Silver City, Dec 4, 2003 - U.S. Rep. Stevan Pearce, during a swing through the western part of his district, made a stop in Silver City.

He said two topics he has focused on and answered questions about are Iraq and the Medicare bill.

"During a trip to Iraq that I recently made, the troops everywhere in the country told me to tell the president that they loved him," Pearce told the Daily Press. "I can't imagine how thrilled they were with the president's Thanksgiving day visit."

He showed a video about his trip to students at Silver High School yesterday.

"Everyone has asked about Iraq, but they focus even more with in-depth questions about Medicare," he said.

The only way to keep Medicare available for years to come was to reform it, according to Pearce.

"I feel this (bill) was a very balanced, reasoned response to problems," Pearce said. "Citizens will have a choice in Medicare coverage and several demo projects are going on across the country. We're not going to socialize medicine; we're not going to kill Medicare; we're going to make it survive for future generations."

A prescription drug benefit and a health savings account are major parts of the bill.
"The HSA at any age will be tax-free money going in and going out," he said. "It can even become part of a person's estate."

Border issues became part of a heated exchange right before the bill came out of conference, according to Pearce. He told the committee that the millions of dollars spent by hospitals on illegal aliens along the border with Mexico impacted "my hospitals in my district."

He discussed reimbursement rates for Medicare in rural hospitals as compared with urban area hospitals.

"The urban areas have always gotten preferential rates, but this bill equalizes the rates for hospitals in rural areas," Pearce said. "We didn't quite achieve complete parity for doctors in rural areas, but we came closer to it. This is huge for rural areas and will benefit New Mexico."
For the first time, Medicare added a high income-related threshhold to qualify for the program.
The prescription drug benefit presents two plans. Up to $2,200 will come out of the pockets of lower-income participants. With an income greater than 150 percent of the poverty rate, the amount rises
to $3,600. Above expenses of $3,600 everyone gets more coverage.
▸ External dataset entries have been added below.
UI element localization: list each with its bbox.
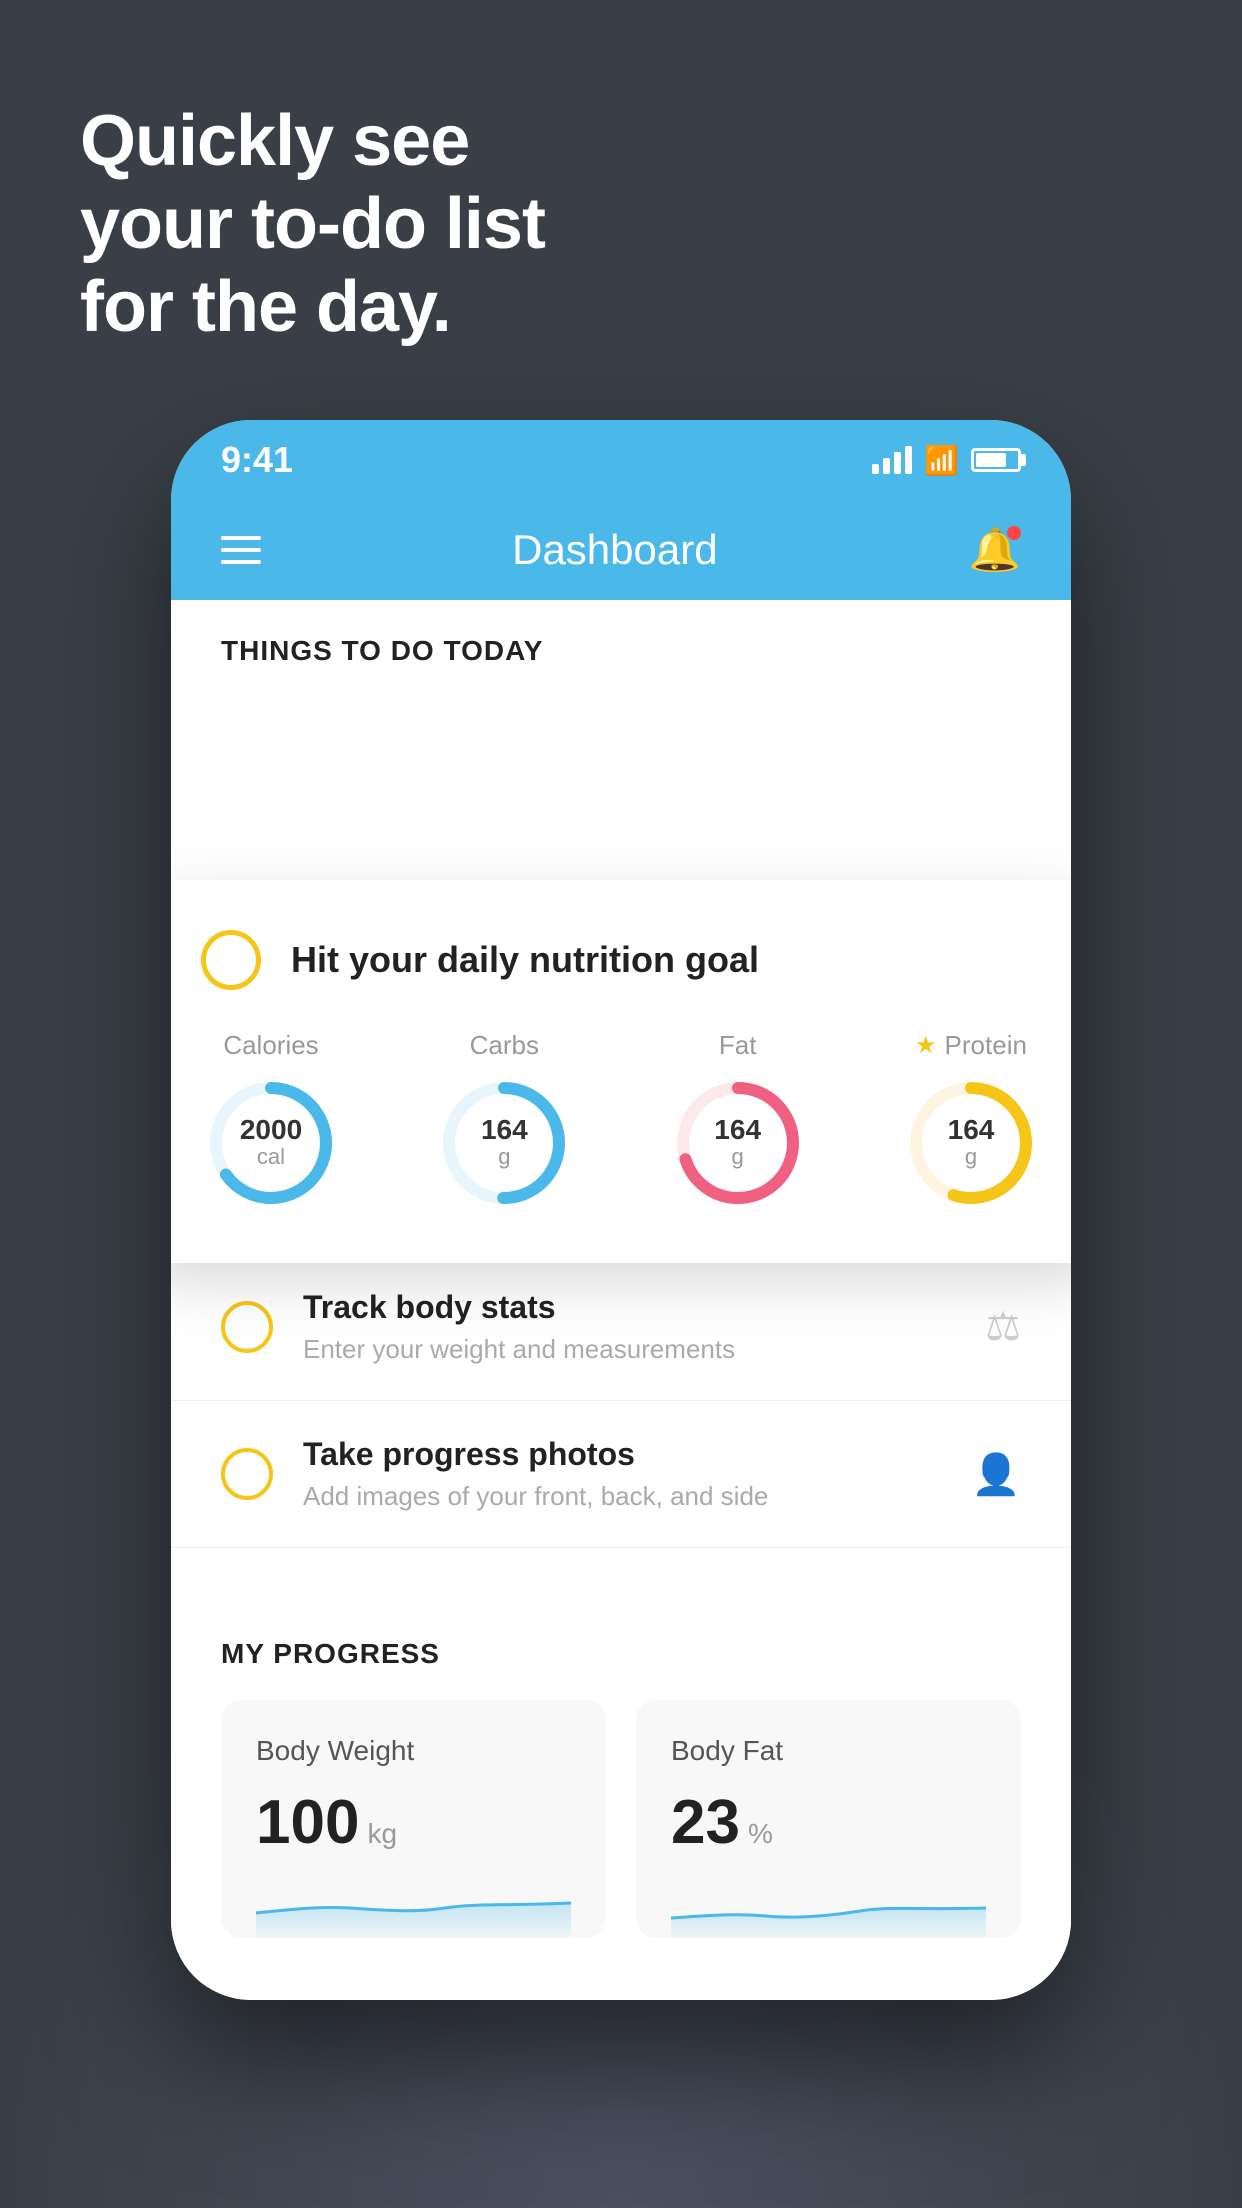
body-weight-value: 100 bbox=[256, 1787, 359, 1858]
bodystats-icon: ⚖ bbox=[985, 1304, 1021, 1350]
battery-icon bbox=[971, 448, 1021, 472]
scrollable-content: THINGS TO DO TODAY Hit your daily nutrit… bbox=[171, 600, 1071, 2000]
hero-line1: Quickly see bbox=[80, 100, 545, 183]
body-weight-chart bbox=[256, 1878, 571, 1938]
photos-desc: Add images of your front, back, and side bbox=[303, 1481, 941, 1512]
body-fat-chart bbox=[671, 1878, 986, 1938]
bodystats-circle bbox=[221, 1301, 273, 1353]
calories-ring: 2000 cal bbox=[201, 1073, 341, 1213]
body-weight-value-row: 100 kg bbox=[256, 1787, 571, 1858]
bodystats-text: Track body stats Enter your weight and m… bbox=[303, 1289, 955, 1365]
photos-name: Take progress photos bbox=[303, 1436, 941, 1473]
nutrition-protein: ★ Protein 164 g bbox=[901, 1030, 1041, 1213]
photos-icon: 👤 bbox=[971, 1451, 1021, 1498]
calories-label: Calories bbox=[223, 1030, 318, 1061]
body-fat-value: 23 bbox=[671, 1787, 740, 1858]
nutrition-fat: Fat 164 g bbox=[668, 1030, 808, 1213]
protein-value-text: 164 g bbox=[948, 1116, 995, 1170]
protein-label: ★ Protein bbox=[915, 1030, 1027, 1061]
nutrition-calories: Calories 2000 cal bbox=[201, 1030, 341, 1213]
todo-item-photos[interactable]: Take progress photos Add images of your … bbox=[171, 1401, 1071, 1548]
carbs-label: Carbs bbox=[470, 1030, 539, 1061]
star-icon: ★ bbox=[915, 1031, 937, 1060]
bodystats-desc: Enter your weight and measurements bbox=[303, 1334, 955, 1365]
nutrition-circles: Calories 2000 cal bbox=[201, 1030, 1041, 1213]
todo-item-body-stats[interactable]: Track body stats Enter your weight and m… bbox=[171, 1254, 1071, 1401]
nav-title: Dashboard bbox=[512, 526, 717, 574]
carbs-value-text: 164 g bbox=[481, 1116, 528, 1170]
progress-section: MY PROGRESS Body Weight 100 kg bbox=[171, 1588, 1071, 1988]
progress-cards: Body Weight 100 kg bbox=[221, 1700, 1021, 1938]
phone-container: 9:41 📶 Dashboard 🔔 bbox=[171, 420, 1071, 2100]
things-header: THINGS TO DO TODAY bbox=[171, 600, 1071, 687]
body-weight-card[interactable]: Body Weight 100 kg bbox=[221, 1700, 606, 1938]
fat-value-text: 164 g bbox=[714, 1116, 761, 1170]
notification-dot bbox=[1007, 526, 1021, 540]
body-fat-value-row: 23 % bbox=[671, 1787, 986, 1858]
phone-frame: 9:41 📶 Dashboard 🔔 bbox=[171, 420, 1071, 2000]
fat-ring: 164 g bbox=[668, 1073, 808, 1213]
body-fat-unit: % bbox=[748, 1818, 773, 1850]
carbs-ring: 164 g bbox=[434, 1073, 574, 1213]
body-weight-unit: kg bbox=[367, 1818, 397, 1850]
wifi-icon: 📶 bbox=[924, 444, 959, 477]
body-weight-title: Body Weight bbox=[256, 1735, 571, 1767]
hamburger-menu-button[interactable] bbox=[221, 536, 261, 564]
status-bar: 9:41 📶 bbox=[171, 420, 1071, 500]
signal-bars-icon bbox=[872, 446, 912, 474]
fat-label: Fat bbox=[719, 1030, 757, 1061]
photos-text: Take progress photos Add images of your … bbox=[303, 1436, 941, 1512]
status-icons: 📶 bbox=[872, 444, 1021, 477]
calories-value-text: 2000 cal bbox=[240, 1116, 302, 1170]
hero-text: Quickly see your to-do list for the day. bbox=[80, 100, 545, 348]
hero-line3: for the day. bbox=[80, 266, 545, 349]
progress-title: MY PROGRESS bbox=[221, 1638, 1021, 1670]
card-header: Hit your daily nutrition goal bbox=[201, 930, 1041, 990]
body-fat-title: Body Fat bbox=[671, 1735, 986, 1767]
bodystats-name: Track body stats bbox=[303, 1289, 955, 1326]
protein-ring: 164 g bbox=[901, 1073, 1041, 1213]
nav-bar: Dashboard 🔔 bbox=[171, 500, 1071, 600]
nutrition-carbs: Carbs 164 g bbox=[434, 1030, 574, 1213]
notification-bell-button[interactable]: 🔔 bbox=[969, 526, 1021, 575]
phone-content: THINGS TO DO TODAY Hit your daily nutrit… bbox=[171, 600, 1071, 2000]
body-fat-card[interactable]: Body Fat 23 % bbox=[636, 1700, 1021, 1938]
nutrition-circle-check[interactable] bbox=[201, 930, 261, 990]
floating-card: Hit your daily nutrition goal Calories bbox=[171, 880, 1071, 1263]
section-title: THINGS TO DO TODAY bbox=[221, 635, 543, 666]
status-time: 9:41 bbox=[221, 439, 293, 481]
card-title: Hit your daily nutrition goal bbox=[291, 939, 759, 981]
photos-circle bbox=[221, 1448, 273, 1500]
hero-line2: your to-do list bbox=[80, 183, 545, 266]
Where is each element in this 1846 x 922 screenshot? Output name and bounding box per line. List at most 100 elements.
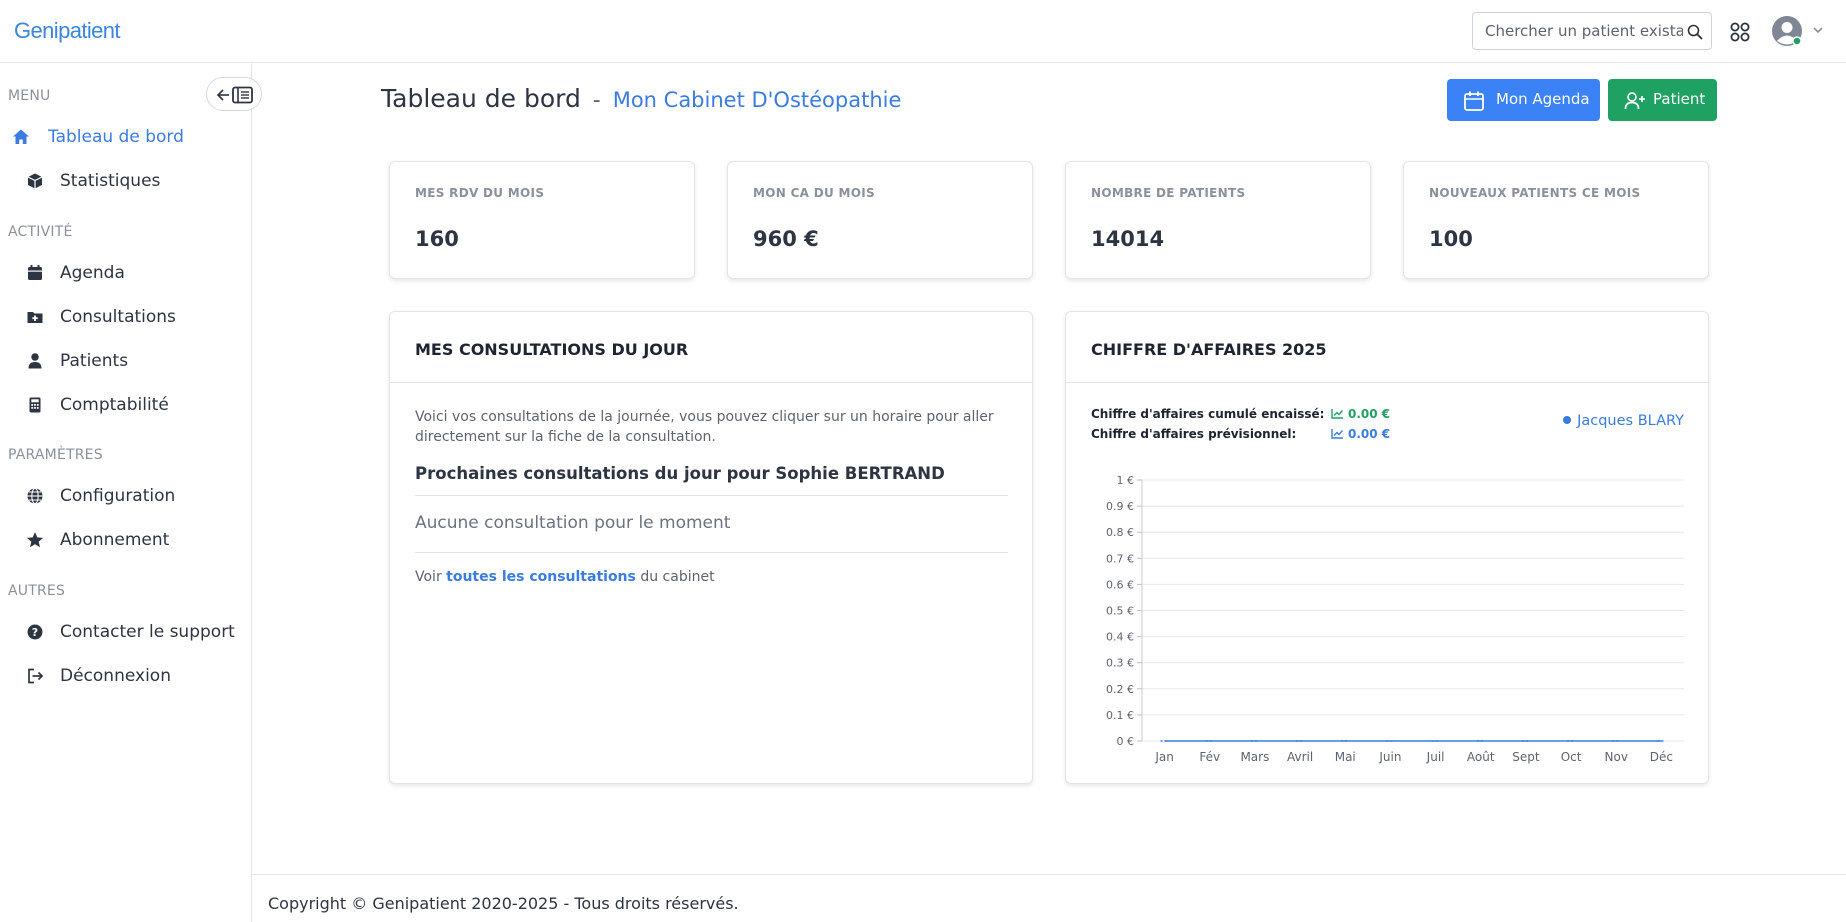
view-all-consultations: Voir toutes les consultations du cabinet bbox=[415, 569, 715, 585]
footer: Copyright © Genipatient 2020-2025 - Tous… bbox=[253, 874, 1846, 922]
x-tick-label: Déc bbox=[1650, 750, 1673, 764]
sidebar-item-abonnement[interactable]: Abonnement bbox=[0, 523, 250, 557]
y-tick-label: 0.1 € bbox=[1106, 709, 1134, 722]
home-icon bbox=[13, 129, 29, 144]
sidebar-section-autres: AUTRES bbox=[8, 583, 66, 599]
y-tick-label: 0.6 € bbox=[1106, 578, 1134, 591]
sidebar-item-label: Statistiques bbox=[60, 171, 161, 191]
stat-value: 14014 bbox=[1091, 227, 1165, 251]
page-title-text: Tableau de bord bbox=[381, 84, 581, 113]
sidebar-section-activite: ACTIVITÉ bbox=[8, 224, 73, 240]
stat-value: 100 bbox=[1429, 227, 1473, 251]
y-tick-label: 0.8 € bbox=[1106, 526, 1134, 539]
chart-legend[interactable]: Jacques BLARY bbox=[1563, 413, 1684, 429]
mon-agenda-button[interactable]: Mon Agenda bbox=[1447, 79, 1600, 121]
all-consultations-link[interactable]: toutes les consultations bbox=[446, 569, 636, 585]
ca-previsionnel-value: 0.00 € bbox=[1348, 427, 1391, 441]
voir-suffix: du cabinet bbox=[640, 569, 715, 585]
chevron-down-icon[interactable] bbox=[1812, 24, 1824, 36]
legend-label: Jacques BLARY bbox=[1577, 413, 1684, 429]
x-tick-label: Sept bbox=[1512, 750, 1540, 764]
sidebar-item-label: Tableau de bord bbox=[48, 127, 184, 147]
svg-text:?: ? bbox=[32, 626, 38, 639]
sidebar-item-label: Configuration bbox=[60, 486, 176, 506]
y-tick-label: 0.9 € bbox=[1106, 500, 1134, 513]
sidebar-item-agenda[interactable]: Agenda bbox=[0, 256, 250, 290]
voir-prefix: Voir bbox=[415, 569, 442, 585]
y-tick-label: 0.7 € bbox=[1106, 552, 1134, 565]
top-bar: Genipatient bbox=[0, 0, 1846, 63]
ca-cumul-value: 0.00 € bbox=[1348, 407, 1391, 421]
consultations-intro: Voici vos consultations de la journée, v… bbox=[415, 409, 994, 445]
x-tick-label: Juil bbox=[1426, 750, 1445, 764]
collapse-sidebar-icon bbox=[216, 86, 253, 104]
page-title-separator: - bbox=[592, 88, 601, 113]
stat-label: NOUVEAUX PATIENTS CE MOIS bbox=[1429, 186, 1641, 200]
legend-dot bbox=[1563, 416, 1572, 424]
sidebar: MENU Tableau de bord Statistiques ACTIVI… bbox=[0, 63, 262, 922]
app-logo[interactable]: Genipatient bbox=[14, 18, 121, 44]
sidebar-item-comptabilite[interactable]: Comptabilité bbox=[0, 388, 250, 422]
trend-icon bbox=[1331, 429, 1344, 439]
x-tick-label: Avril bbox=[1287, 750, 1313, 764]
cabinet-name: Mon Cabinet D'Ostéopathie bbox=[612, 88, 902, 112]
sidebar-item-configuration[interactable]: Configuration bbox=[0, 479, 250, 513]
trend-icon bbox=[1331, 409, 1344, 419]
sidebar-item-patients[interactable]: Patients bbox=[0, 344, 250, 378]
card-header: CHIFFRE D'AFFAIRES 2025 bbox=[1066, 312, 1708, 383]
stat-value: 960 € bbox=[753, 227, 819, 251]
apps-grid-icon[interactable] bbox=[1729, 21, 1751, 43]
empty-consultations-message: Aucune consultation pour le moment bbox=[415, 513, 731, 533]
y-tick-label: 0.5 € bbox=[1106, 605, 1134, 618]
card-title: CHIFFRE D'AFFAIRES 2025 bbox=[1091, 340, 1327, 359]
y-tick-label: 0.4 € bbox=[1106, 631, 1134, 644]
patient-search-input[interactable] bbox=[1485, 21, 1683, 41]
sidebar-section-menu: MENU bbox=[8, 88, 51, 104]
stat-value: 160 bbox=[415, 227, 459, 251]
globe-icon bbox=[27, 487, 43, 505]
calendar-icon bbox=[1464, 91, 1484, 111]
ca-previsionnel-value-wrap: 0.00 € bbox=[1331, 427, 1390, 441]
consultations-card: MES CONSULTATIONS DU JOUR Voici vos cons… bbox=[389, 311, 1033, 784]
ca-previsionnel-label: Chiffre d'affaires prévisionnel: bbox=[1091, 427, 1297, 441]
mon-agenda-label: Mon Agenda bbox=[1496, 90, 1590, 108]
sidebar-item-label: Abonnement bbox=[60, 530, 170, 550]
sidebar-collapse-button[interactable] bbox=[206, 77, 262, 111]
stat-label: NOMBRE DE PATIENTS bbox=[1091, 186, 1246, 200]
sidebar-item-contacter-le-support[interactable]: ? Contacter le support bbox=[0, 615, 250, 649]
add-patient-button[interactable]: Patient bbox=[1608, 79, 1717, 121]
sidebar-item-statistiques[interactable]: Statistiques bbox=[0, 164, 250, 198]
sidebar-item-label: Consultations bbox=[60, 307, 176, 327]
ca-cumul-label: Chiffre d'affaires cumulé encaissé: bbox=[1091, 407, 1325, 421]
ca-cumul-value-wrap: 0.00 € bbox=[1331, 407, 1390, 421]
sidebar-item-tableau-de-bord[interactable]: Tableau de bord bbox=[0, 120, 250, 154]
x-tick-label: Mai bbox=[1335, 750, 1356, 764]
stat-label: MON CA DU MOIS bbox=[753, 186, 875, 200]
stat-card-ca: MON CA DU MOIS 960 € bbox=[727, 161, 1033, 279]
logout-icon bbox=[28, 668, 44, 684]
user-avatar-icon[interactable] bbox=[1771, 15, 1803, 47]
user-plus-icon bbox=[1624, 92, 1645, 110]
sidebar-item-consultations[interactable]: Consultations bbox=[0, 300, 250, 334]
revenue-chart: 0 € 0.1 € 0.2 € 0.3 € 0.4 € 0.5 € 0.6 € 0.7 € 0.… bbox=[1106, 474, 1684, 764]
x-tick-label: Nov bbox=[1605, 750, 1628, 764]
x-tick-label: Jan bbox=[1154, 750, 1174, 764]
sidebar-item-label: Contacter le support bbox=[60, 622, 235, 642]
x-tick-label: Mars bbox=[1240, 750, 1269, 764]
folder-plus-icon bbox=[27, 312, 43, 323]
patient-search-box[interactable] bbox=[1472, 12, 1712, 50]
sidebar-section-parametres: PARAMÈTRES bbox=[8, 447, 103, 463]
question-circle-icon: ? bbox=[27, 624, 43, 640]
card-title: MES CONSULTATIONS DU JOUR bbox=[415, 340, 689, 359]
card-header: MES CONSULTATIONS DU JOUR bbox=[390, 312, 1032, 383]
stat-label: MES RDV DU MOIS bbox=[415, 186, 545, 200]
sidebar-item-deconnexion[interactable]: Déconnexion bbox=[0, 659, 250, 693]
sidebar-item-label: Déconnexion bbox=[60, 666, 171, 686]
user-icon bbox=[28, 353, 42, 369]
revenue-card: CHIFFRE D'AFFAIRES 2025 Chiffre d'affair… bbox=[1065, 311, 1709, 784]
next-consultations-title: Prochaines consultations du jour pour So… bbox=[415, 464, 945, 483]
search-icon[interactable] bbox=[1687, 24, 1703, 40]
y-tick-label: 0 € bbox=[1117, 735, 1135, 748]
ca-previsionnel-row: Chiffre d'affaires prévisionnel: 0.00 € bbox=[1091, 427, 1390, 441]
x-tick-label: Oct bbox=[1561, 750, 1582, 764]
"For the first time, Medicare has a preventitive component," Pearce said. "We have to make better health decisions, but we can do early screening for high cholesterol and, among others, for breast and prostate cancer, which were previously disallowed by Medicare."

Pearce said he feels people must "rethink the way we do medicine in the United States, but this is the first step to reforming medicine in the country."

He reported drug companies "had their ears pinned back a bit. Patents have been misused. The companies would rewrite the patents right before expiration and make the drug usable for a different group of people. Now they can only extend those patents once."

Incentives will be given for the use of generic instead of brand-name drugs. Savings across the board will be realized because "prescription drugs are now doing things that only surgery used to be able to do and drugs are much cheaper than surgery," he said.

He explained that money for expanded Medicare coverage was already built into deficit projections.
"Our economy is now more like it was before the dot-com bubble when everyone projected surpluses for years to come," Pearce said. "We're already seeing growth in the job rate. The economy is again growing."

Within four to five years, according to Pearce, Medicare was projected to be 45 percent of the budget.

"With landmark changes coming as baby boomers retire, we had to reform Medicare or accept it as broken," he said. "Right now, Medicare is 35-38 percent of the budget and the boomers haven't retired yet."